“Don't cry because it's over, smile because it happened.” ― Dr. Seuss
On this day in 1991, Theodor Seuss Geisel died at the age of eighty-seven.
It is hard to think there was a time when there was NO Dr. Seuss.
“Today you are You, that is truer than true. There is no one alive who is Youer than You.”
His first children's book, To Think That I Saw It On Mulberry Street (1937) was rejected by twenty-seven publishers.
But over the next fifty years he would write and illustrate forty-eight books,
collect a Pulitzer, two Emmys and three Oscars,
and make the more lasting household contributions of Horton, Yertle, the Cat in the Hat.
Imagine if he had stopped with the 26th publisher!
Actually,
He only knew 26 publishers!
He met a friend on the street
to whom he confided his lost dream.
His friend had just become a publisher!
And the rest is history!
The evolution of the "Dr. Seuss" pseudonym began during Geisel's senior year at Dartmouth College.
When the dean forced him to resign his editorship of the school's humor magazine
as punishment for having too much fun and too few marks, Geisel continued to contribute as "Ted Seuss."
The name and word fun reflects a streak of whimsy and putting-one-over that lasted a lifetime and became a mission.
When Geisel was a student at Oxford, and banned by school regulations from driving a motorcycle,
he tied dead ducks to his handlebars to pass his vehicle off as that of a poultry deliveryman.
When living in New York City and finding himself with a telephone number one digit different from a local fish market,
he would send his own cardboard fish to those who called him with their order.

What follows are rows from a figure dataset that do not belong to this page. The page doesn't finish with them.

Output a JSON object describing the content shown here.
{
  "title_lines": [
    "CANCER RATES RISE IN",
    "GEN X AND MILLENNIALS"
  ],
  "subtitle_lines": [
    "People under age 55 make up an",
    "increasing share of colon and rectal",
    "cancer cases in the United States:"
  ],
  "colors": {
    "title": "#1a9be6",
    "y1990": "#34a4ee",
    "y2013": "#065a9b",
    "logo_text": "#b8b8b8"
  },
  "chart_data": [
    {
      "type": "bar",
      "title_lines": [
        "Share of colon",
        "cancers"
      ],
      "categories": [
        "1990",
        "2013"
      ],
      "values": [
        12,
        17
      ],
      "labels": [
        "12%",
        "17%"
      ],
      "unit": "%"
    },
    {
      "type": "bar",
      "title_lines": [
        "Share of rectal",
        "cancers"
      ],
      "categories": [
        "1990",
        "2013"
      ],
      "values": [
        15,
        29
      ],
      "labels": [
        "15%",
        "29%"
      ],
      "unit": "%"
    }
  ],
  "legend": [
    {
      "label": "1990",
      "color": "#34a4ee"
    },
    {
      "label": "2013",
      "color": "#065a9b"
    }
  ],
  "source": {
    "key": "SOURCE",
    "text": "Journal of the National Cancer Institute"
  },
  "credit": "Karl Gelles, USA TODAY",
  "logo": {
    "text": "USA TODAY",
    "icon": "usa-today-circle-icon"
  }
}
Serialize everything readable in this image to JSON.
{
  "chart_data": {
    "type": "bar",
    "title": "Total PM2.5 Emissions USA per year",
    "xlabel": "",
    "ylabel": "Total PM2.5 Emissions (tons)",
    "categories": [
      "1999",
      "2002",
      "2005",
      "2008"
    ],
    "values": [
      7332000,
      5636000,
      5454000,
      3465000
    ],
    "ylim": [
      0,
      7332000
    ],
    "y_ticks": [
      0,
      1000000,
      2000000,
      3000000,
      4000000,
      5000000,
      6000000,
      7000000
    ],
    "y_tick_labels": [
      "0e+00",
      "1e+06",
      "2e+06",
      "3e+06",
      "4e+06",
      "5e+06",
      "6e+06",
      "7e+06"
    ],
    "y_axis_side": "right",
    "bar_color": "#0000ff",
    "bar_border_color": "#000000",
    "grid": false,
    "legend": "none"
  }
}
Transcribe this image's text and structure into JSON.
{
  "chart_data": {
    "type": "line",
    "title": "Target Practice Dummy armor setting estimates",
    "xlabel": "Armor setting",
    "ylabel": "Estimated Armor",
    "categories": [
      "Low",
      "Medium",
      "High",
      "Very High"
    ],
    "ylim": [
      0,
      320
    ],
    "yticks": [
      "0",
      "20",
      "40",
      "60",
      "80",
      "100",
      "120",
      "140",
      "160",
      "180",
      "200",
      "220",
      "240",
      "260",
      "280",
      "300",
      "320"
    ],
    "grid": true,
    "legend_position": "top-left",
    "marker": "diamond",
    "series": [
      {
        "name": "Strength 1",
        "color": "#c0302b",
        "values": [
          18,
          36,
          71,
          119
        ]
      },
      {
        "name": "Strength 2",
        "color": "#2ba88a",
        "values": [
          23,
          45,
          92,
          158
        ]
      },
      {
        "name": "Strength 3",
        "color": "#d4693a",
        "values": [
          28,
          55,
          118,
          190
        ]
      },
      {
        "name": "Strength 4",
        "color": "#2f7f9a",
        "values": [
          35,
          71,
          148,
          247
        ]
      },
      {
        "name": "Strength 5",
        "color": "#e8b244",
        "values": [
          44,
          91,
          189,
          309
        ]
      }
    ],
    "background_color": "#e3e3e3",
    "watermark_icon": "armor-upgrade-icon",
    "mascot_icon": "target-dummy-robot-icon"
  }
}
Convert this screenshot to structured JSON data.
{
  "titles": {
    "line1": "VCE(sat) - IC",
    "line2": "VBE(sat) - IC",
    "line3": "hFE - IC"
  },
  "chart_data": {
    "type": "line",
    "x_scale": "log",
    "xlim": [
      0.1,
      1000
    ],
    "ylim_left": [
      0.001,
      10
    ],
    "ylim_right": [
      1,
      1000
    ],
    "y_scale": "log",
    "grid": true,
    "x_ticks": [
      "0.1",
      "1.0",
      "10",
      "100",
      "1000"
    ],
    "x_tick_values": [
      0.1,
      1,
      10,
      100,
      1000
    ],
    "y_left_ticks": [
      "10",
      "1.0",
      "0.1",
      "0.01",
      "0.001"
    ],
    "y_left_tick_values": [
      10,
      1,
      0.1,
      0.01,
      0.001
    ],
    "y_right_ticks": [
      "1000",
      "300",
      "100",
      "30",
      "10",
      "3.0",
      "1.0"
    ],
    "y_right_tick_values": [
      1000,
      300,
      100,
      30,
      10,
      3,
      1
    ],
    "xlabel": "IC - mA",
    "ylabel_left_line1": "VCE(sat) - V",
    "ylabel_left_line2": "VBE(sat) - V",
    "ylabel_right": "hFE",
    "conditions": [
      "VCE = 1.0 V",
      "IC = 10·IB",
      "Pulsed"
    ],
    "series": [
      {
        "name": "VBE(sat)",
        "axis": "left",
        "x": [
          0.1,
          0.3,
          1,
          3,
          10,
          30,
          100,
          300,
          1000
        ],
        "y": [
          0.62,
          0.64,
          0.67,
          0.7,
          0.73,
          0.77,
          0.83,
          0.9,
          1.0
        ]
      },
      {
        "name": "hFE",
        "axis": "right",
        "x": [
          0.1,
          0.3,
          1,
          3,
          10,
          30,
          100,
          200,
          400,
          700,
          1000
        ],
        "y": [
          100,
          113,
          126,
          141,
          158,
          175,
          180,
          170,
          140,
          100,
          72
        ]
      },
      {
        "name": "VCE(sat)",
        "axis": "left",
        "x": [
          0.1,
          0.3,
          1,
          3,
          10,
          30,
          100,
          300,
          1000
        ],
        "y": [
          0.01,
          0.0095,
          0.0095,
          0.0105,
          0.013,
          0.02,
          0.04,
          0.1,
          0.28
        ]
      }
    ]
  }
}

When trying to quit smoking in his fifties,
he carried a corncob pipe empty of tobacco but full of dirt, in which he had planted radish seeds.
He would suck on the pipe while riding the bus, stopping every now and then to take out an eyedropper of water and squeeze a few drops into the bowl.
To anyone who took the bait he would explain that he was "Watering the radishes."
At eighty-two, he published his last book, You're Only Old Once,
and told reporters that "Age has no effect on me. I surf as much as I ever have. I climb Mount Everest as much as I ever have...."
May we all endeavor to have a bit of that kind of spirit!